運転を哲学する男 小林眞のコラム 79.車内は職場

~ 車内は職場 ~

社用車、その室内は職場です。ドライバーのプライベート空間ではありません。

しかし、仕事で社用車を運転している時、その車内は職場そのものであることを忘れているドライバーが少なくありません。

輸送車両を運転するドライバーには、運転することそのものが仕事であるという意識があります。
しかし、営業担当者などは、取引先で商談することが仕事であり、そこまで社用車を運転して行くことは仕事(商談)のための手段にすぎない、と軽く考えていることが多いようです。

さて、事業所のドライブレコーダーを拝見すると、運転中に大音量のラジオの音が鳴っていることがあります。
そして、飛び出してきた自転車や歩行者に対して、怒鳴ったり、罵ったりする言葉が残されています。

事務所内であれば、ラジオを聞きながら仕事をするなど許されないでしょう。
そして、電話の相手に対して、それがいわれなき苦情であったとしても、罵声を発することなど考えられないはずです。

このように、運転中に大音量でラジオを聞くこと、歩行者・自転車、他の車両に対して、聞くに堪えない言葉が発せられるのは、
車内が職場であることを忘れているからだと思われます。

車内は職場なのですから、誰に見られても恥ずかしくない運転こそがドライバーの仕事です。
取引先での営業活動だけではなく、そこまで運転することそのものが大切な仕事なのです。
しかも、車内は「上司のいない職場」なのですから、より自らを戒めることが求められていることを忘れてはなりません。

さて、工場内では、時に労災事故が発生します。
特に、機械に巻き込まれる事故などは、主に自己過失が原因とされており、作業手順、そのルールを徹底することで回避することができます。

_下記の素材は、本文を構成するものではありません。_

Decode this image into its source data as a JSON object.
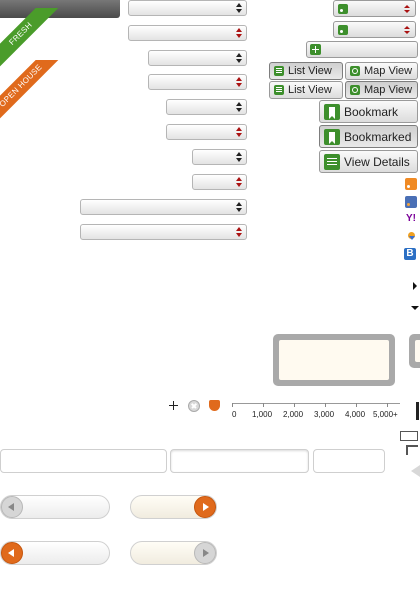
{
  "ribbons": {
    "fresh": "FRESH",
    "open_house": "OPEN HOUSE"
  },
  "buttons": {
    "list_view": "List View",
    "map_view": "Map View",
    "bookmark": "Bookmark",
    "bookmarked": "Bookmarked",
    "view_details": "View Details"
  },
  "side_icons": [
    "rss-icon",
    "rss-blue-icon",
    "yahoo-icon",
    "download-icon",
    "blogger-icon"
  ],
  "scale": {
    "labels": [
      "0",
      "1,000",
      "2,000",
      "3,000",
      "4,000",
      "5,000+"
    ]
  },
  "colors": {
    "accent_green": "#3d8f2c",
    "accent_orange": "#e06a1c",
    "ribbon_green": "#4a9c2a"
  }
}
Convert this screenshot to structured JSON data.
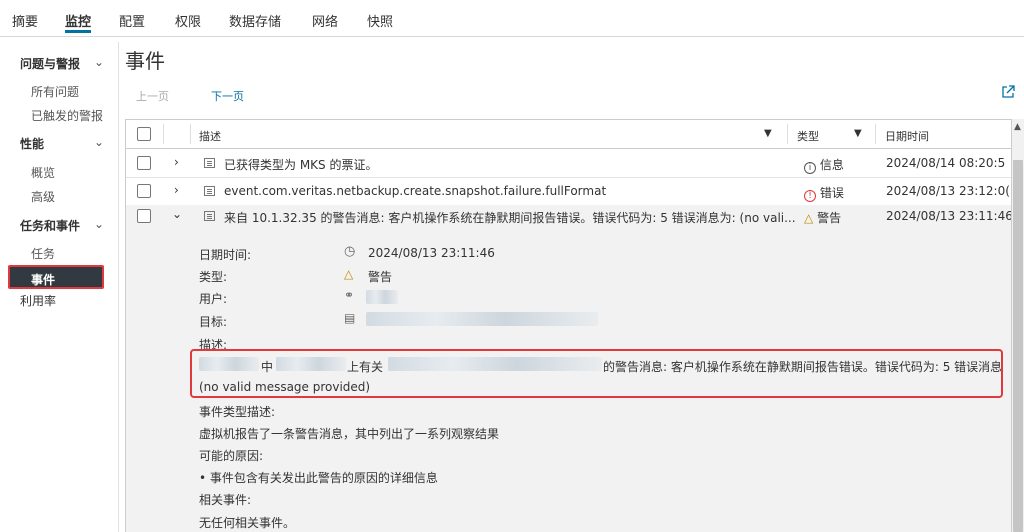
{
  "top_tabs": [
    "摘要",
    "监控",
    "配置",
    "权限",
    "数据存储",
    "网络",
    "快照"
  ],
  "sidebar": {
    "sections": [
      {
        "label": "问题与警报",
        "items": [
          "所有问题",
          "已触发的警报"
        ]
      },
      {
        "label": "性能",
        "items": [
          "概览",
          "高级"
        ]
      },
      {
        "label": "任务和事件",
        "items": [
          "任务",
          "事件"
        ]
      }
    ],
    "other": "利用率"
  },
  "page_title": "事件",
  "pager": {
    "prev": "上一页",
    "next": "下一页"
  },
  "table": {
    "headers": {
      "description": "描述",
      "type": "类型",
      "datetime": "日期时间"
    },
    "rows": [
      {
        "description": "已获得类型为 MKS 的票证。",
        "type": "信息",
        "datetime": "2024/08/14 08:20:5"
      },
      {
        "description": "event.com.veritas.netbackup.create.snapshot.failure.fullFormat",
        "type": "错误",
        "datetime": "2024/08/13 23:12:0("
      },
      {
        "description": "来自 10.1.32.35 的警告消息: 客户机操作系统在静默期间报告错误。错误代码为: 5 错误消息为: (no vali...",
        "type": "警告",
        "datetime": "2024/08/13 23:11:46"
      }
    ]
  },
  "detail": {
    "datetime_label": "日期时间:",
    "datetime_value": "2024/08/13 23:11:46",
    "type_label": "类型:",
    "type_value": "警告",
    "user_label": "用户:",
    "target_label": "目标:",
    "desc_label": "描述:",
    "desc_part1": "中",
    "desc_part2": "上有关",
    "desc_part3": "的警告消息: 客户机操作系统在静默期间报告错误。错误代码为: 5 错误消息",
    "desc_line2": "(no valid message provided)",
    "event_type_desc_label": "事件类型描述:",
    "event_type_desc": "虚拟机报告了一条警告消息，其中列出了一系列观察结果",
    "causes_label": "可能的原因:",
    "cause_1": "事件包含有关发出此警告的原因的详细信息",
    "related_label": "相关事件:",
    "related_value": "无任何相关事件。"
  },
  "colors": {
    "accent": "#0072a3",
    "selected_bg": "#313a41",
    "highlight": "#e0393e",
    "error": "#e0393e",
    "warning": "#c08a00"
  }
}
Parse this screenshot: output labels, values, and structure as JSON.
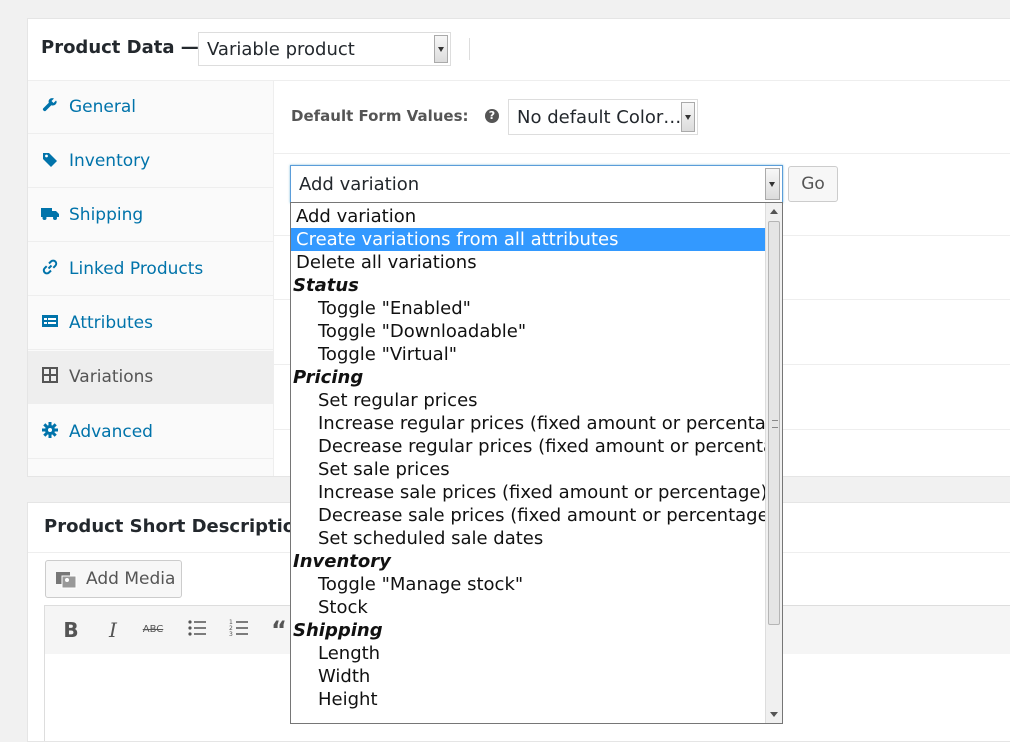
{
  "product_data": {
    "title": "Product Data —",
    "product_type": "Variable product",
    "tabs": [
      {
        "label": "General",
        "icon": "wrench-icon"
      },
      {
        "label": "Inventory",
        "icon": "tag-icon"
      },
      {
        "label": "Shipping",
        "icon": "truck-icon"
      },
      {
        "label": "Linked Products",
        "icon": "link-icon"
      },
      {
        "label": "Attributes",
        "icon": "list-icon"
      },
      {
        "label": "Variations",
        "icon": "grid-icon",
        "active": true
      },
      {
        "label": "Advanced",
        "icon": "gear-icon"
      }
    ],
    "default_form_values_label": "Default Form Values:",
    "default_color_value": "No default Color…",
    "variation_action_value": "Add variation",
    "go_label": "Go"
  },
  "variation_actions": {
    "options": [
      {
        "text": "Add variation",
        "kind": "option"
      },
      {
        "text": "Create variations from all attributes",
        "kind": "option",
        "selected": true
      },
      {
        "text": "Delete all variations",
        "kind": "option"
      },
      {
        "text": "Status",
        "kind": "group"
      },
      {
        "text": "Toggle \"Enabled\"",
        "kind": "sub"
      },
      {
        "text": "Toggle \"Downloadable\"",
        "kind": "sub"
      },
      {
        "text": "Toggle \"Virtual\"",
        "kind": "sub"
      },
      {
        "text": "Pricing",
        "kind": "group"
      },
      {
        "text": "Set regular prices",
        "kind": "sub"
      },
      {
        "text": "Increase regular prices (fixed amount or percentage)",
        "kind": "sub"
      },
      {
        "text": "Decrease regular prices (fixed amount or percentage)",
        "kind": "sub"
      },
      {
        "text": "Set sale prices",
        "kind": "sub"
      },
      {
        "text": "Increase sale prices (fixed amount or percentage)",
        "kind": "sub"
      },
      {
        "text": "Decrease sale prices (fixed amount or percentage)",
        "kind": "sub"
      },
      {
        "text": "Set scheduled sale dates",
        "kind": "sub"
      },
      {
        "text": "Inventory",
        "kind": "group"
      },
      {
        "text": "Toggle \"Manage stock\"",
        "kind": "sub"
      },
      {
        "text": "Stock",
        "kind": "sub"
      },
      {
        "text": "Shipping",
        "kind": "group"
      },
      {
        "text": "Length",
        "kind": "sub"
      },
      {
        "text": "Width",
        "kind": "sub"
      },
      {
        "text": "Height",
        "kind": "sub"
      }
    ]
  },
  "short_description": {
    "title": "Product Short Description",
    "add_media_label": "Add Media",
    "toolbar": [
      "bold-icon",
      "italic-icon",
      "strikethrough-icon",
      "bullet-list-icon",
      "numbered-list-icon",
      "blockquote-icon"
    ]
  },
  "colors": {
    "accent": "#0073aa",
    "selected_option": "#3399ff",
    "focus_border": "#5b9dd9"
  }
}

しかし、交通事故については、自分の過失だけではなく、相手の過失によっても発生します。
つまり、どれほど安全運転に努めていたとしても、絶対に交通事故を起こさないという保証はありません。

それでも、安全運転を続けるためには、そこに自ら価値を認めるだけの人格・識見が必要なのかもしれません。

つまり、車内が職場であることを理解し、安全運転を続けることができる社員を育てることとは、
上司のいない場面でも誠実で的確な仕事ができる社員を育てることに等しい。
それは、会社・組織全体の安全管理、組織管理にとって最も重要な課題なのだと考えることができます。

そして、マイカーの車内は家族を守る場所なのですから、
家族に恥ずかしくない運転、自慢できる安全運転を続けなければなりませんが、
この大切さは、改めて申し上げるまでもありません。